Wednesday, March 01, 2006

Linda was our cup of tea

IN happier times. LINDA SMITH
at a comedy benefit for Jewish Socialist magazine, June 1994

"Having a cup of tea with Linda, you'd think this is a cup of tea I am going to enjoy", says comedian Jeremy Hardy, mourning friend and oft-times co-worker Linda Smith, who has died aged 48 in London.

I can well believe it. In fact, had she been type-cast in a sitcom, I can imagine her in a drab overall setting down cups of tea in a workers' cafe before coming out quietly with a subtle one-liner to finish off a pompous conversation. Linda's slight-voiced deadpan humour always left one feeling like another cuppa, but alas there is no more, just a pleasant but sad aftertaste.

Here's an excerpt from one obituary:
Linda Smith Comedian with a deft satirical edge
to her turns of phrase
Jeremy HardyWednesday March 1, 2006
The Guardian
http://www.guardian.co.uk/obituaries/story/0,,1720290,00.html

She was born at Erith in Kent, a town of which she said: "It's not twinned with anywhere, but it does have a suicide pact with Dagenham." She had no fondness for the place. Her father worked on the railway. Her family was hard-up and she very much enjoyed shopping when she eventually became comfortable, describing her spending habits as "working-class fecklessness".

After Erith College and Sheffield University, where she read English and drama, she lived in the city for many years. Despite a strong south-east London twang, she had a very Yorkshire way with words. She was very particular in finding (often in an instant) the most precise and elegant language. I think she also absorbed a lot of Jewishness from Warren Lakin, her partner for 23 years.

She mentally stored quaint expressions, bizarre and silly turns of phrase, literary and biblical text and movie dialogue. She loved films old and new, and could reference Frank Capra and Billy Wilder as readily as she could Martin Scorsese. And she went beyond the obvious in her use of simile. She once described the designer Laurence Llewelyn-Bowen as looking like Margaret Lockwood in The Wicked Lady.

She read voraciously despite being dyslexic. Her writing was done in her head or longhand on bits of paper. She never mastered the computer keyboard, and her beloved and devoted Warren would type everything up for her. She could be quite scatty, but her brain was extraordinary. She also had a very big heart, and was adored by a lot of people.

In fact, she was one of the most popular people I have known. Her fans felt not only admiration but great affection for her. And you knew if you were going to be working with her, that it was going to be a good show and a lot of fun.

In 1983, she started working with Sheffield Popular Theatre, where she met Warren.
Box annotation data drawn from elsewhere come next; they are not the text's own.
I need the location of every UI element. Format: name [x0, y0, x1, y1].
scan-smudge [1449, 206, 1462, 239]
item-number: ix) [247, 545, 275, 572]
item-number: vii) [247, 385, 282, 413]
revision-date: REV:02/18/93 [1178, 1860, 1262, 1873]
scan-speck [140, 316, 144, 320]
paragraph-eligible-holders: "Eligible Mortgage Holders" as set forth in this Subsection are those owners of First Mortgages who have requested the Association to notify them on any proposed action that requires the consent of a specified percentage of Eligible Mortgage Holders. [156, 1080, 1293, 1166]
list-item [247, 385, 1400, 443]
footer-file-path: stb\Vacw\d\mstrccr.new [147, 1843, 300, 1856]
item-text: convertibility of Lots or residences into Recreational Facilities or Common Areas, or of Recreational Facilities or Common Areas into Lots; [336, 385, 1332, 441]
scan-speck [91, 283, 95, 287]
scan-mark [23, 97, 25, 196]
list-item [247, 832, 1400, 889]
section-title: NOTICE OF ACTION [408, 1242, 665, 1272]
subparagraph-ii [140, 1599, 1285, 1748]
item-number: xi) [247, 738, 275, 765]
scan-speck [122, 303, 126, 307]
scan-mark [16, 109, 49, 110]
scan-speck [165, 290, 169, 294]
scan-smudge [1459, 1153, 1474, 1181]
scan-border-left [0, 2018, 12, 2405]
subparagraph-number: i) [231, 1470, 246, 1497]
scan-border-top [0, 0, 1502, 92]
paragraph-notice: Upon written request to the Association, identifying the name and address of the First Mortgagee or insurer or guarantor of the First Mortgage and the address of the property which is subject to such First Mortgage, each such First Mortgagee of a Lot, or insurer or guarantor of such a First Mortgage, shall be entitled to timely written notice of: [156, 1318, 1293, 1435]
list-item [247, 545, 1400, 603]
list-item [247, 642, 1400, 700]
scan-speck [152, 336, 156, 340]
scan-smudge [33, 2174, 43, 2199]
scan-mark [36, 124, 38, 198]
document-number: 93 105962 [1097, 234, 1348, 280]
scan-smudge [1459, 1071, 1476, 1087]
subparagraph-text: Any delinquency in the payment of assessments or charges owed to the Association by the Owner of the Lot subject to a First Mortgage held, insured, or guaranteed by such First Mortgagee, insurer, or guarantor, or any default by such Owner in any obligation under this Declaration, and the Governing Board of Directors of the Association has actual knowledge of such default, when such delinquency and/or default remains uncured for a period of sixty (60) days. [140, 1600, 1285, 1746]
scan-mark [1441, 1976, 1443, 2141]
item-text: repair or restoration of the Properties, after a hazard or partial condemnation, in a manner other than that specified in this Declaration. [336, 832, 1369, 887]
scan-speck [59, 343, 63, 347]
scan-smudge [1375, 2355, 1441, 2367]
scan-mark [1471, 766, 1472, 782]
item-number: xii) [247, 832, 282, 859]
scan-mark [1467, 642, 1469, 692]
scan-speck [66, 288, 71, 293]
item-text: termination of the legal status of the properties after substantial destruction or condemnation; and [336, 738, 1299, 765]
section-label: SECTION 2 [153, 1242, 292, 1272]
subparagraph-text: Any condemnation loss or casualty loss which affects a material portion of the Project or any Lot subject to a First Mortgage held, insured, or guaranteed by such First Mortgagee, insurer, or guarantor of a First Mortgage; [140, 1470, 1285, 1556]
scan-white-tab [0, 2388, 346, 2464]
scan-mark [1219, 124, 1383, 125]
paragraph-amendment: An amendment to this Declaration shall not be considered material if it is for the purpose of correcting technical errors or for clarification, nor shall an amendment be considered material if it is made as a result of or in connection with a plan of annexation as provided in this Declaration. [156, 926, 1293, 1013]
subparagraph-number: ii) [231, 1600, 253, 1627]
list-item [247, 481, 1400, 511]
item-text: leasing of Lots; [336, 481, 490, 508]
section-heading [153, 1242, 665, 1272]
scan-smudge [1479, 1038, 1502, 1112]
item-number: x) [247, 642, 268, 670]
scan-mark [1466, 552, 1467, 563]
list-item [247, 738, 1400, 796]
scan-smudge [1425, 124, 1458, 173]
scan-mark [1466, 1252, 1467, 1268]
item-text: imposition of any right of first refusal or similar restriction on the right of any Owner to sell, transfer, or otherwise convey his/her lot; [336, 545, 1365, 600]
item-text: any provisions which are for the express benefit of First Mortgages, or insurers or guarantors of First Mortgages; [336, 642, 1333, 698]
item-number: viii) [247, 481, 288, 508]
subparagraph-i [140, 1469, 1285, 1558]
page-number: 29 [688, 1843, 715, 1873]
She wrote, devised, produced and directed productions. She cut her teeth as a performer during the miners' strike, when she performed many benefits in South Yorkshire Miners' Welfare clubs. She began performing in a double act called Tough Lovers with Ann Lavelle. It was the stand-up element of the show that she really took to and she decided that that was where her future lay. She was the Hackney Empire New Act of the Year in 1987. In 1993, she moved with Warren to east London. But she is still held in high regard in South Yorkshire for the political and theatrical work she did there.

In the mid 1990s, she started to become well-known to radio listeners. She appeared on many shows, of which the News Quiz, Just a Minute and her own series, Linda Smith's A Brief History of Timewasting, are best known. She also racked up numerous television appearances, but, as a wordsmith, she always seemed happiest on radio and on stage. In 2002, she was voted Wittiest Living Person by Radio 4 listeners.

She was a true satirist with an eye for the ridiculous, the bogus and the vain. Her left-wing politics were never dry nor passionless, nor did they stray into rhetoric. They came from a basic sense of what is decent, fair, sensible and humane. She was an observant atheist and had been president of the British Humanist Association for two years. She was deeply sceptical about many things and her wit could be savagely cutting, but I do not think it was ever cruel. She was hard but fair.

She was diagnosed with cancer in 2002 but kept the fact very quiet. She was extremely proud and never wanted to be defined by her illness. She spoke of it as little as possible. At times, I would forget she was ill and would moan about my own problems. Then, when I apologised, she would wryly say: "No, no, for me it's light relief."

She was strong and brave, and determined to live for as long as she could. She could be darkly humorous about what she was going through and, if she had ever decided to write about it, she would have set an unattainable standard for the genre. But she hated her cancer and I don't think she wanted to give it the publicity. As Linda might have said about herself: "She didn't exactly rage against the dying of the light, but she gave it quite a look." She died at home with family and friends around her.


Two quotes from Linda Smith:
In serious mode, on becoming president of the Humanist Association:
"With fundamentalism on the rise, the rational voice of humanism needs to be heard."

In wickedly satirical mode, talking on the News Quiz about the Blair government's Anti-Social Behaviour Orders(ASBOS):
"People are always down on ASBOs but these are the only qualifications some kids are going to get"

And about her (Jeremy Hardy again:
"The quirky English expressions she used were the most wonderful daft ways the English express themselves".